LIE, SAFE DOOR: Would answer ‘does this door lead to safety’ as ‘no.’ Would their answer be yes? No. So they’re gonna lie about it and say “yes.”
LIE, DANGEROUS DOOR: Would answer ‘does this door lead to safety’ as ‘yes.’ Would their answer be no? Yes. So they’re gonna lie about it and say “no.”
TRUTH: They’ll tell you the truth, and then they’ll tell you the truth about that.

Basically, it doubles the liar’s lie, flipping it back to true.

Not quite. You get a lie, or the truth about the left door.

You have to ask the guard to state what the other guard would say, about a door.

Or are you saying that the lying guard would lie about lying too?

That’s generally what happens if you try to get random non-logicians in real life to roleplay the situation out. One or both of them almost inevitably does it wrong, making any logical questioning useless.

There is no other guard here, the other guy didn’t show up.

If the guy who did show up is a truther he will tell the truth about what he would say, and will tell me if the left door is safe. If he is a liar he will lie about the fact that he would lie to me and tell me whether the left door is safe.

I enjoy the barbarian solution. Cut one guard’s head off and ask the other guard “is he dead?” Then turn to the wizard who’s plotzing behind you and tell him “This one lies. Ask your question.”

I like the Order of the Stick solution.

Psst, Post 9.

You are on an island where there are three types of inhabitants:

  • always tell truth
  • always tell lies
  • vary their answers randomly :fearful:

You meet one representative of each (but they all look alike) in front of three roads.

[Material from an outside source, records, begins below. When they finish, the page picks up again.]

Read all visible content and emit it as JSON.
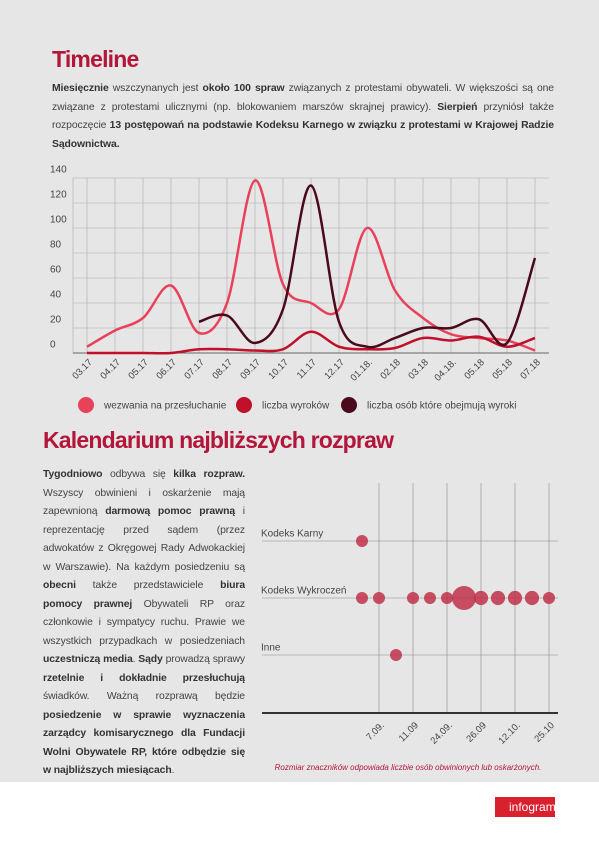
{
  "timeline": {
    "heading": "Timeline",
    "runs": [
      {
        "text": "Miesięcznie",
        "bold": true
      },
      {
        "text": " wszczynanych jest ",
        "bold": false
      },
      {
        "text": "około 100 spraw",
        "bold": true
      },
      {
        "text": " związanych z protestami obywateli. W większości są one związane z protestami ulicznymi (np. blokowaniem marszów skrajnej prawicy). ",
        "bold": false
      },
      {
        "text": "Sierpień",
        "bold": true
      },
      {
        "text": " przyniósł także rozpoczęcie ",
        "bold": false
      },
      {
        "text": "13 postępowań na podstawie Kodeksu Karnego w związku z protestami w Krajowej Radzie Sądownictwa.",
        "bold": true
      }
    ]
  },
  "calendar": {
    "heading": "Kalendarium najbliższych rozpraw",
    "runs": [
      {
        "text": "Tygodniowo",
        "bold": true
      },
      {
        "text": " odbywa się ",
        "bold": false
      },
      {
        "text": "kilka rozpraw.",
        "bold": true
      },
      {
        "text": " Wszyscy obwinieni i oskarżenie mają zapewnioną ",
        "bold": false
      },
      {
        "text": "darmową pomoc prawną",
        "bold": true
      },
      {
        "text": " i reprezentację przed sądem (przez adwokatów z Okręgowej Rady Adwokackiej w Warszawie). Na każdym posiedzeniu są ",
        "bold": false
      },
      {
        "text": "obecni",
        "bold": true
      },
      {
        "text": " także przedstawiciele ",
        "bold": false
      },
      {
        "text": "biura pomocy prawnej",
        "bold": true
      },
      {
        "text": " Obywateli RP oraz członkowie i sympatycy ruchu. Prawie we wszystkich przypadkach w posiedzeniach ",
        "bold": false
      },
      {
        "text": "uczestniczą media",
        "bold": true
      },
      {
        "text": ". ",
        "bold": false
      },
      {
        "text": "Sądy",
        "bold": true
      },
      {
        "text": " prowadzą sprawy ",
        "bold": false
      },
      {
        "text": "rzetelnie i dokładnie przesłuchują",
        "bold": true
      },
      {
        "text": " świadków. Ważną rozprawą będzie ",
        "bold": false
      },
      {
        "text": "posiedzenie w sprawie wyznaczenia zarządcy komisarycznego dla Fundacji Wolni Obywatele RP, które odbędzie się w najbliższych miesiącach",
        "bold": true
      },
      {
        "text": ".",
        "bold": false
      }
    ]
  },
  "chart_data": [
    {
      "type": "line",
      "categories": [
        "03.17",
        "04.17",
        "05.17",
        "06.17",
        "07.17",
        "08.17",
        "09.17",
        "10.17",
        "11.17",
        "12.17",
        "01.18.",
        "02.18",
        "03.18",
        "04.18.",
        "05.18",
        "05.18",
        "07.18"
      ],
      "ylim": [
        0,
        140
      ],
      "yticks": [
        0,
        20,
        40,
        60,
        80,
        100,
        120,
        140
      ],
      "grid": true,
      "series": [
        {
          "name": "wezwania na przesłuchanie",
          "color": "#e8415a",
          "values": [
            5,
            18,
            28,
            54,
            16,
            40,
            138,
            55,
            40,
            35,
            100,
            50,
            28,
            15,
            12,
            10,
            2
          ]
        },
        {
          "name": "liczba wyroków",
          "color": "#c0102a",
          "values": [
            0,
            0,
            0,
            0,
            3,
            3,
            2,
            3,
            17,
            5,
            3,
            4,
            12,
            10,
            13,
            5,
            12
          ]
        },
        {
          "name": "liczba osób które obejmują wyroki",
          "color": "#4a0a1c",
          "values": [
            null,
            null,
            null,
            null,
            25,
            30,
            8,
            35,
            134,
            25,
            5,
            12,
            20,
            20,
            27,
            8,
            76
          ]
        }
      ]
    },
    {
      "type": "bubble",
      "categories": [
        "Kodeks Karny",
        "Kodeks Wykroczeń",
        "Inne"
      ],
      "x": [
        null,
        "7.09.",
        null,
        "11.09",
        null,
        "24.09.",
        null,
        "26.09",
        null,
        "12.10.",
        null,
        "25.10"
      ],
      "color": "#c0304a",
      "series": [
        {
          "values": [
            1,
            null,
            null,
            null,
            null,
            null,
            null,
            null,
            null,
            null,
            null,
            null
          ]
        },
        {
          "values": [
            1,
            1,
            null,
            1,
            1,
            1,
            4,
            1.4,
            1.4,
            1.4,
            1.4,
            1
          ]
        },
        {
          "values": [
            null,
            null,
            1,
            null,
            null,
            null,
            null,
            null,
            null,
            null,
            null,
            null
          ]
        }
      ],
      "note": "Rozmiar znaczników odpowiada liczbie osób obwinionych lub oskarżonych."
    }
  ],
  "footer": {
    "brand": "infogram"
  }
}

Only one road leads to the village.
You have one question only :roll_eyes:

Did you know they are serving free beer in the village?! :wink:

These riddles always presume that the two guards know each other’s status. Is that stated in the rules? Imagine that two random guys who never saw each other pulled guard duty on the same day.

I guess you’d have to trust that they were perfectly logical and could correctly handle the double-layered question that doesn’t involve the other guy.

One assumes that each guard at least knows their own status.

Though that does raise the question of what a knave would do, when asked a question to which they don’t know the answer. A knight can truthfully answer “I don’t know”, but “I know” isn’t really an answer to a question.

Three logicians walk into a bar. The bartender asks them “Will you each have a beer?”. The first logician say “I don’t know”. The second logician says “I don’t know”. The third logician says “Yes”.